TOKYO (Reuters) - Sony Corp’s conservative profit estimate suggests the road to recovery for the Japanese electronics maker is bumpy as it braces for unfavorable currency rates and tough competition.
Sony has shed jobs, shut factories and cut procurement costs to better compete with the likes of Samsung Electronics Co in TVs and Apple Inc in portable music, and is hoping to reap the fruit of its restructuring.
The world’s No.2 LCD TV maker behind Samsung has vowed to turn its television and game operations profitable this year by slashing production costs and boosting unit sales, and helped by the launch of 3D TVs and 3D-ready games in June.
“Sony’s profit forecasts are a good indication of its drive toward a growth path after a series of restructuring moves,” said Ryosuke Katsura, an analyst at Mizuho Securities.
“But there is a risk the company will face a build-up of inventories as competition heats up toward the year-end and if the economy slows down later this year.”
Sony’s U.S. shares, which rose about 15 percent this year, slipped 3 percent on Thursday morning.
The maker of Cyber-shot digital cameras and Vaio personal computers factored in a hit from foreign exchange rates as well as weaker earnings at its finance division, which operates an insurer and an online bank.
“If the Greek crisis spreads and the European economy stalls, that would have a big impact,” Sony Chief Financial Officer Nobuyuki Oneda told a news conference.
“If you ask me if Greece’s problems are included in our operating profit forecast, the answer, regrettably, would be ‘hardly’. It surfaced as a big problem just a few weeks ago.”
Greece’s sovereign debt crisis has plagued Europe and shaken global market confidence. Europe accounted for 22.8 percent of Sony’s revenues in the year ended March 31.

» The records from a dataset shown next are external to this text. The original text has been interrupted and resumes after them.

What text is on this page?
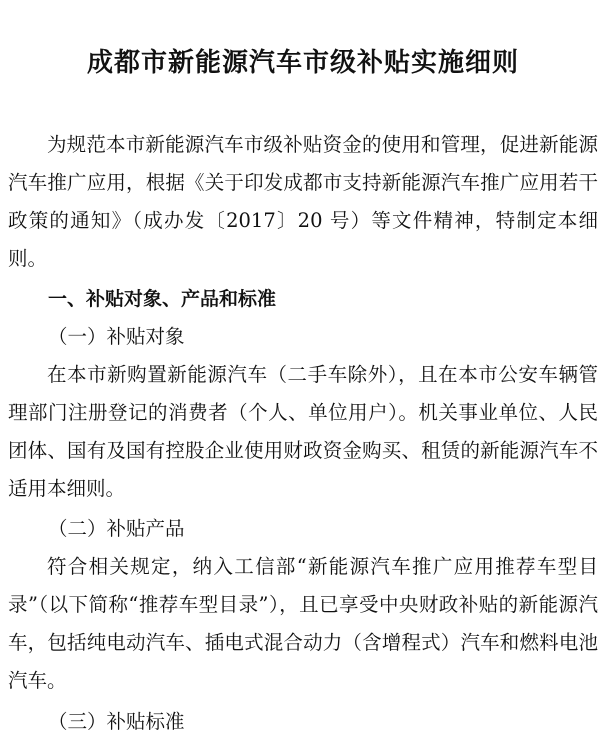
成都市新能源汽车市级补贴实施细则

为规范本市新能源汽车市级补贴资金的使用和管理，促进新能源汽车推广应用，根据《关于印发成都市支持新能源汽车推广应用若干政策的通知》（成办发〔2017〕20 号）等文件精神，特制定本细则。

一、补贴对象、产品和标准

（一）补贴对象

在本市新购置新能源汽车（二手车除外），且在本市公安车辆管理部门注册登记的消费者（个人、单位用户）。机关事业单位、人民团体、国有及国有控股企业使用财政资金购买、租赁的新能源汽车不适用本细则。

（二）补贴产品

符合相关规定，纳入工信部“新能源汽车推广应用推荐车型目录”（以下简称“推荐车型目录”），且已享受中央财政补贴的新能源汽车，包括纯电动汽车、插电式混合动力（含增程式）汽车和燃料电池汽车。

（三）补贴标准
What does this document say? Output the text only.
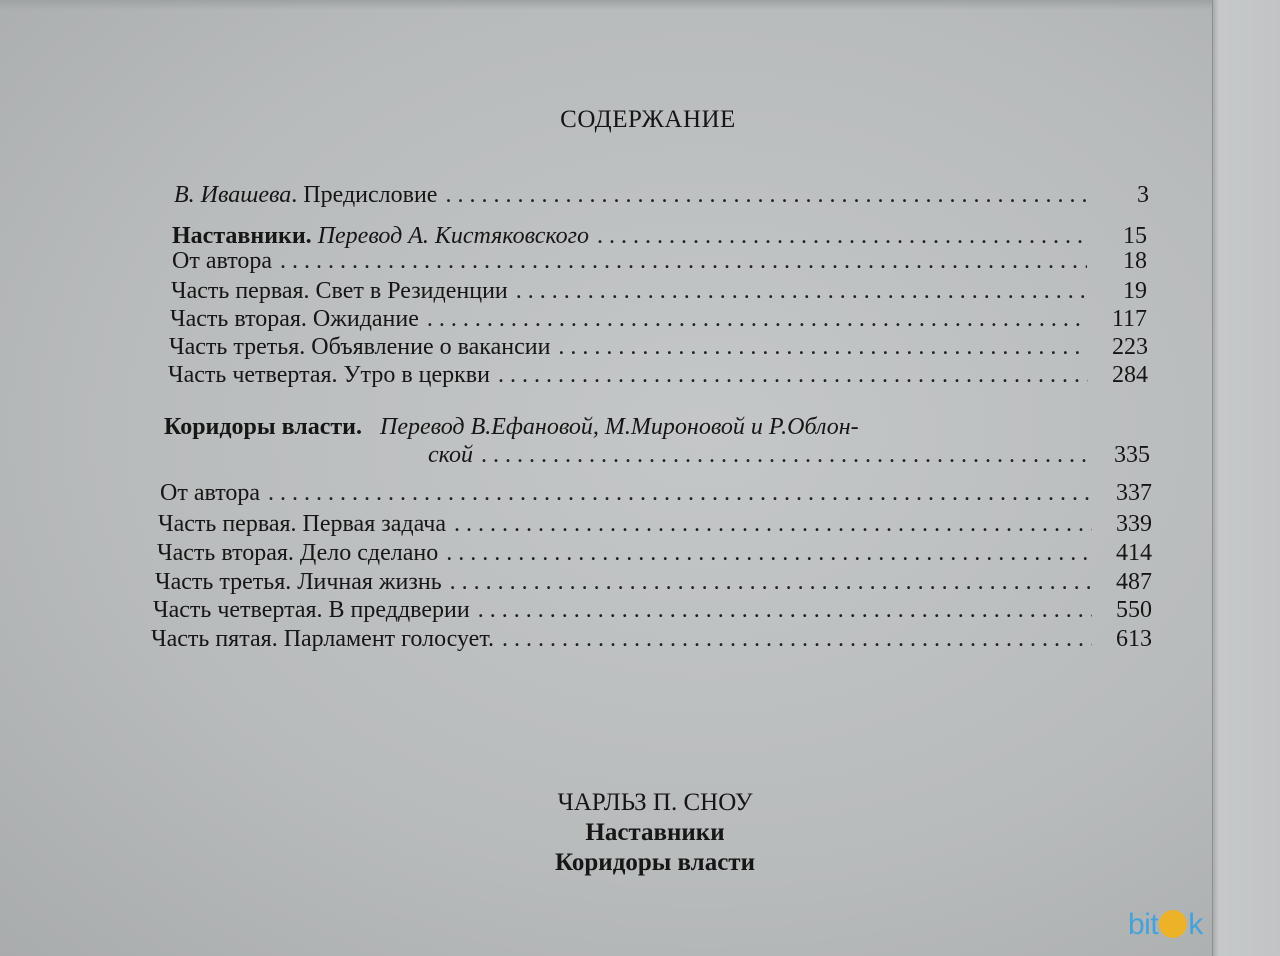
СОДЕРЖАНИЕ
В. Ивашева. Предисловие . . .	3
Наставники. Перевод А. Кистяковского . . .	15
От автора . . .	18
Часть первая. Свет в Резиденции . . .	19
Часть вторая. Ожидание . . .	117
Часть третья. Объявление о вакансии . . .	223
Часть четвертая. Утро в церкви . . .	284
Коридоры власти. Перевод В.Ефановой, М.Мироновой и Р.Облон-
ской . . .	335
От автора . . .	337
Часть первая. Первая задача . . .	339
Часть вторая. Дело сделано . . .	414
Часть третья. Личная жизнь . . .	487
Часть четвертая. В преддверии . . .	550
Часть пятая. Парламент голосует. . . .	613
ЧАРЛЬЗ П. СНОУ
Наставники
Коридоры власти
bit k
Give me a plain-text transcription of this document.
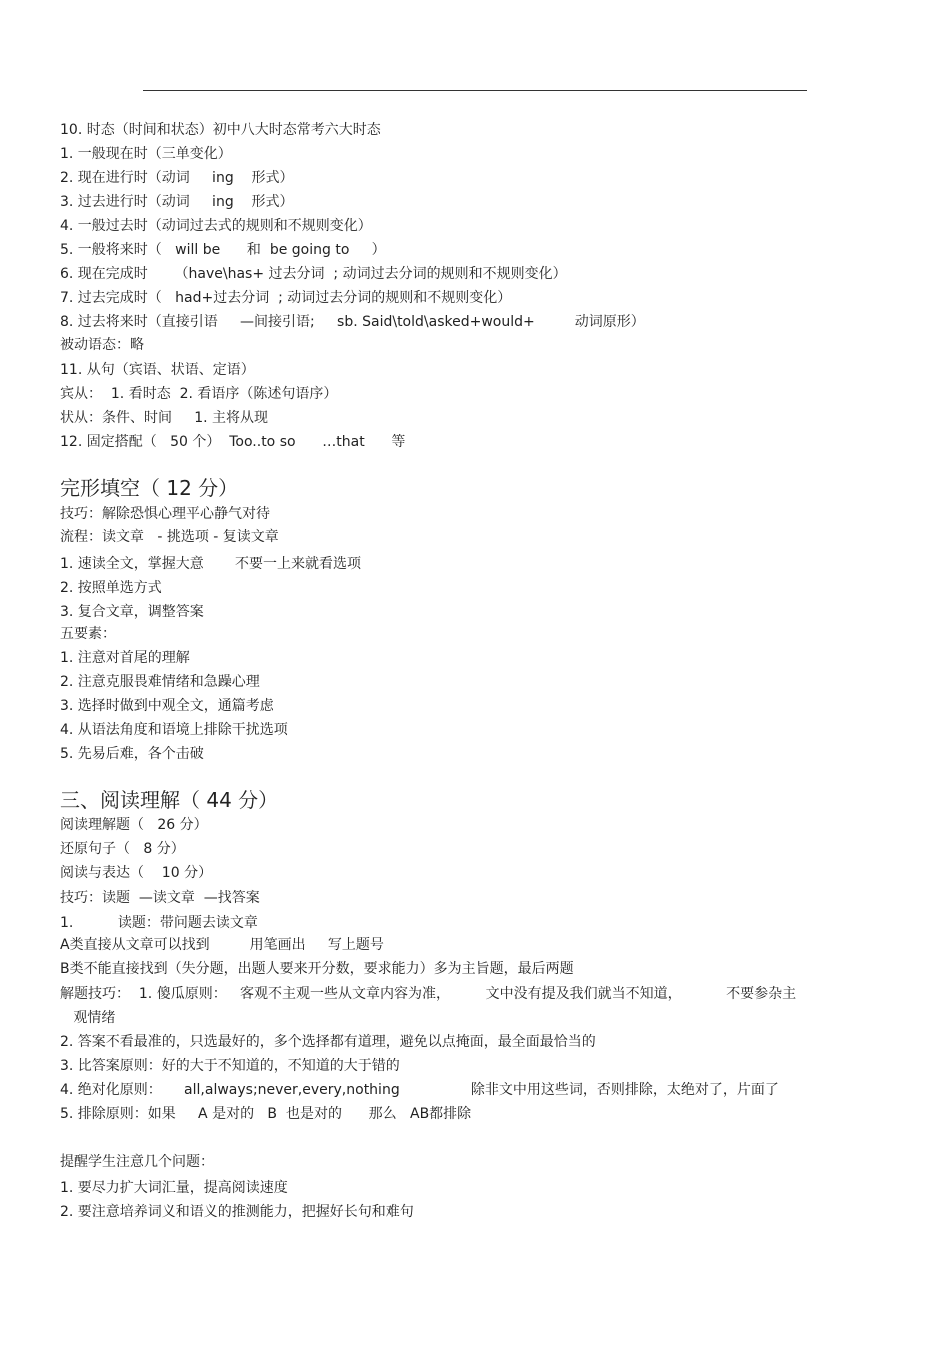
10. 时态（时间和状态）初中八大时态常考六大时态
1. 一般现在时（三单变化）
2. 现在进行时（动词     ing    形式）
3. 过去进行时（动词     ing    形式）
4. 一般过去时（动词过去式的规则和不规则变化）
5. 一般将来时（   will be      和  be going to     ）
6. 现在完成时      （have\has+ 过去分词  ; 动词过去分词的规则和不规则变化）
7. 过去完成时（   had+过去分词  ; 动词过去分词的规则和不规则变化）
8. 过去将来时（直接引语     —间接引语;     sb. Said\told\asked+would+         动词原形）
被动语态：略
11. 从句（宾语、状语、定语）
宾从：  1. 看时态  2. 看语序（陈述句语序）
状从：条件、时间     1. 主将从现
12. 固定搭配（   50 个）  Too..to so      …that      等
完形填空（ 12 分）
技巧：解除恐惧心理平心静气对待
流程：读文章   - 挑选项 - 复读文章
1. 速读全文，掌握大意       不要一上来就看选项
2. 按照单选方式
3. 复合文章，调整答案
五要素：
1. 注意对首尾的理解
2. 注意克服畏难情绪和急躁心理
3. 选择时做到中观全文，通篇考虑
4. 从语法角度和语境上排除干扰选项
5. 先易后难，各个击破
三、阅读理解（ 44 分）
阅读理解题（   26 分）
还原句子（   8 分）
阅读与表达（    10 分）
技巧：读题  —读文章  —找答案
1.          读题：带问题去读文章
A类直接从文章可以找到         用笔画出     写上题号
B类不能直接找到（失分题，出题人要来开分数，要求能力）多为主旨题，最后两题
解题技巧：  1. 傻瓜原则：   客观不主观一些从文章内容为准，        文中没有提及我们就当不知道，          不要参杂主
观情绪
2. 答案不看最准的，只选最好的，多个选择都有道理，避免以点掩面，最全面最恰当的
3. 比答案原则：好的大于不知道的，不知道的大于错的
4. 绝对化原则：     all,always;never,every,nothing                除非文中用这些词，否则排除，太绝对了，片面了
5. 排除原则：如果     A 是对的   B  也是对的      那么   AB都排除
提醒学生注意几个问题：
1. 要尽力扩大词汇量，提高阅读速度
2. 要注意培养词义和语义的推测能力，把握好长句和难句
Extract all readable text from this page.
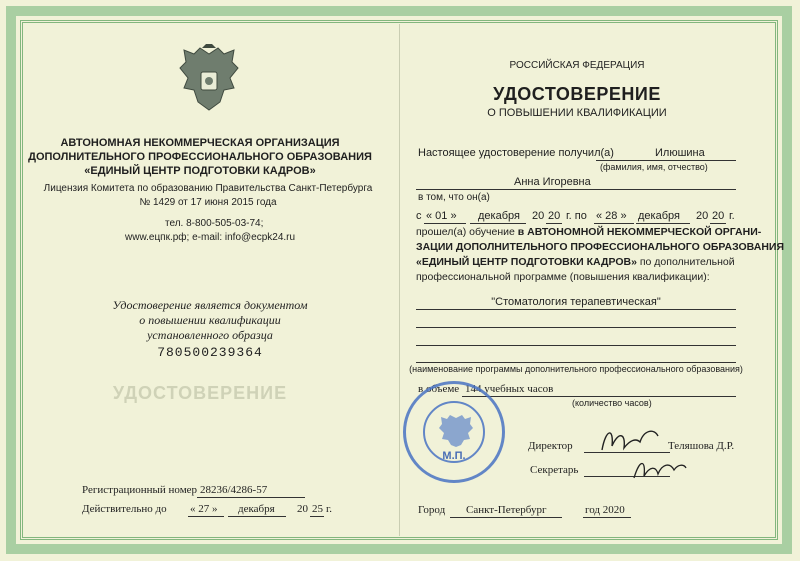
АВТОНОМНАЯ НЕКОММЕРЧЕСКАЯ ОРГАНИЗАЦИЯ
ДОПОЛНИТЕЛЬНОГО ПРОФЕССИОНАЛЬНОГО ОБРАЗОВАНИЯ
«ЕДИНЫЙ ЦЕНТР ПОДГОТОВКИ КАДРОВ»
Лицензия Комитета по образованию Правительства Санкт-Петербурга
№ 1429 от 17 июня 2015 года
тел. 8-800-505-03-74;
www.ецпк.рф; e-mail: info@ecpk24.ru
Удостоверение является документом
о повышении квалификации
установленного образца
780500239364
УДОСТОВЕРЕНИЕ
Регистрационный номер 28236/4286-57
Действительно до « 27 » декабря 20 25 г.
РОССИЙСКАЯ ФЕДЕРАЦИЯ
УДОСТОВЕРЕНИЕ
О ПОВЫШЕНИИ КВАЛИФИКАЦИИ
Настоящее удостоверение получил(а)	Илюшина
(фамилия, имя, отчество)
Анна Игоревна
в том, что он(а)
с « 01 » декабря 20 20 г. по « 28 » декабря 20 20 г.
прошел(а) обучение в АВТОНОМНОЙ НЕКОММЕРЧЕСКОЙ ОРГАНИ-
ЗАЦИИ ДОПОЛНИТЕЛЬНОГО ПРОФЕССИОНАЛЬНОГО ОБРАЗОВАНИЯ
«ЕДИНЫЙ ЦЕНТР ПОДГОТОВКИ КАДРОВ» по дополнительной
профессиональной программе (повышения квалификации):
"Стоматология терапевтическая"
(наименование программы дополнительного профессионального образования)
в объеме 144 учебных часов
(количество часов)
М.П.
Директор	Теляшова Д.Р.
Секретарь
Город Санкт-Петербург	год 2020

Sony expects an operating profit of 160 billion yen ($1.7 billion) in the year to March 2011, up from a 31.8 billion yen profit last year, but short of the 209 billion yen consensus in a poll of 21 analysts by Thomson Reuters I/B/E/S.
Capitalizing on growing consumer interest in 3D images could be one of the last major challenges tackled by Howard Stringer, the 68-year old CEO and former journalist who has failed to restore the company to a high level of profitability despite a series of large restructurings since taking the helm in 2005.
The arrival of 3D film and television is expected to play to Sony’s strengths given its wide business portfolio that combines both electronics and entertainment, including movie studios, theater-use projectors and professional-grade video cameras.
But Sony’s recent track record of taking advantage of such opportunities is not good. The creator of the Walkman was outmaneuvered by Apple with its iPod player and Nintendo, which scored a hit with its easy-to-use Wii console, in video games.
Sony forecast its annual revenue to rise 5.4 percent to 7.6 trillion yen. It projected LCD TV sales to jump 60 percent to 25 million units, and unit growth of 15 percent for PlayStation 3 game consoles and nearly 10 percent for digital cameras.
Sony said it has managed to cut production costs for the PS3 below the selling price as of March, enabling it to finally profit on the hardware more than three years after the console was launched.
The PS3’s Blu-ray DVD player and powerful “Cell” microchip help produce life-like graphics, but had until recently forced Sony to make a loss for each console it sells.
For the three months ended March 31, Sony posted an operating loss of 56.0 billion yen, against a loss of 294.3 billion yen. The quarterly result was in line with Sony’s revision to its past year earnings forecasts earlier this week.
The company could get some help from the recently stronger won, a disadvantage for South Korean exporters LG Electronics and Samsung.
“Sony is really pushing hard to boost TV sales, and with the Korean won getting stronger against the yen it’s going to be a real threat to Korean makers like Samsung and LG this year,” said Baek Jong-Suk, an analyst at Hyundai Securities in Seoul.
“Sony’s big push toward 3D TV will also get an additional boost from its gamings and entertainment businesses and could help it wage a successful fight against Korean rivals and win back some of the lost market share.”
Profitability at its TV division will likely improve by about 100 billion yen this business year from an operating loss of 73 billion yen a year earlier, Sony’s Oneda said, indicating an operating profit of around 27 billion yen, its first annual TV profit in seven years.
Sony shares closed up 4.1 percent at 3,165 yen ahead of the announcement, outperforming a 2.4 percent rise in the Tokyo stock market’s electrical machinery index.
Sony’s stock has gained 18.5 percent in the year to date, double the gain in the subindex.